Mendikdasmen Perbolehkan Sekolah yang Masih Rusak Akibat Banjir di Sumut Pakai Fasilitas Umum

Menteri Pendidikan Dasar dan Menengah (Mendikdasmen) Republik Indonesia, Prof Abdul Mu'ti. (foto: iqbal/mistar)
Medan, MISTAR.ID
Menteri Pendidikan Dasar dan Menengah (Mendikdasmen) Republik Indonesia, Prof Abdul Mu'ti, memperbolehkan sekolah yang belum bisa dipakai agar memakai fasilitas umum lainnya untuk melaksanakan pembelajaran.
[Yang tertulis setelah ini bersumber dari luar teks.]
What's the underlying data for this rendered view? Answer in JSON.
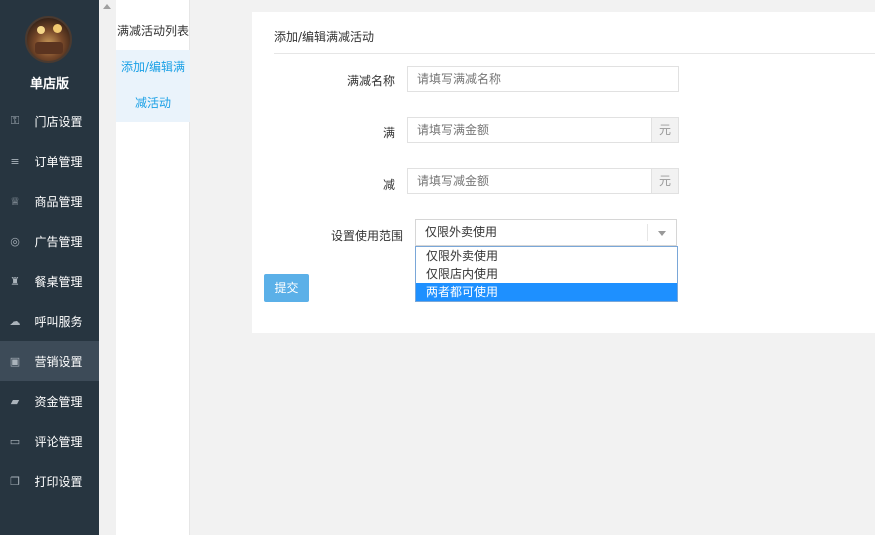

"Bagi yang belum nanti bisa menumpang ke sekolah lain, atau menumpang di sarana non-pendidikan misal di kelurahan atau masjid dan sebagainya, nanti ada tenda-tenda yang sudah kami bangun tentunya mengikuti kurikulum darurat yang sudah kita siapkan," ujarnya saat berada di Medan, Minggu (4/1/2025).
Hal ini disampaikannya berkaitan dengan pernyataannya sebelumnya, yang menyebut 99 persen satuan pendidikan di Sumatera Utara (Sumut) siap menggelar kegiatan belajar mengajar pada 5 Januari 2026 besok, meski sebagian daerah terdampak bencana.
"Ya, besok sesuai jadwal akan dimulai kegiatan belajar mengajar semester II (Genap) tahun ajaran 2025-2026," katanya.
Meski begitu, Mu'ti mengakui masih ada beberapa sekolah yang masih dalam masa pembersihan material bencana alam hingga saat ini.
"Untuk pelaksanaannya memang masih ada yang belum selesai pembersihannya. Tapi sebagian besar sudah selesai (pembersihan). Dalam data kami untuk Sumut sendiri sudah 99 persen sudah bisa digunakan tanggal 5 besok," ucapnya.
Oleh karena itu, Mu'ti mengatakan pihaknya memberikan penaklukan bagi beberapa sekolah yang masih terdampak agar masuk pada 12 Januari 2026 mendatang.
"Memang tidak semuanya masuk tanggal 5 Januari, sebagian daerah menyusun jadwal baru akan mulai pekan depan 12 Januari. Untuk daerah yang terdampak bencana kami berikan fleksibilitas untuk pelaksanaan tidak harus di tanggal 5 Januari," ujarnya.
Abdul Mu'ti sendiri dijadwalkan akan memimpin langsung upacara pembelajaran perdana tahun 2026 di salah satu sekolah di Aceh Tamiang pada besok hari. "Yang terpenting siswa bisa belajar, punya semangat terus dan mudah-mudahan bisa semakin cepat pemulihan di daerah-daerah terdampak," katanya.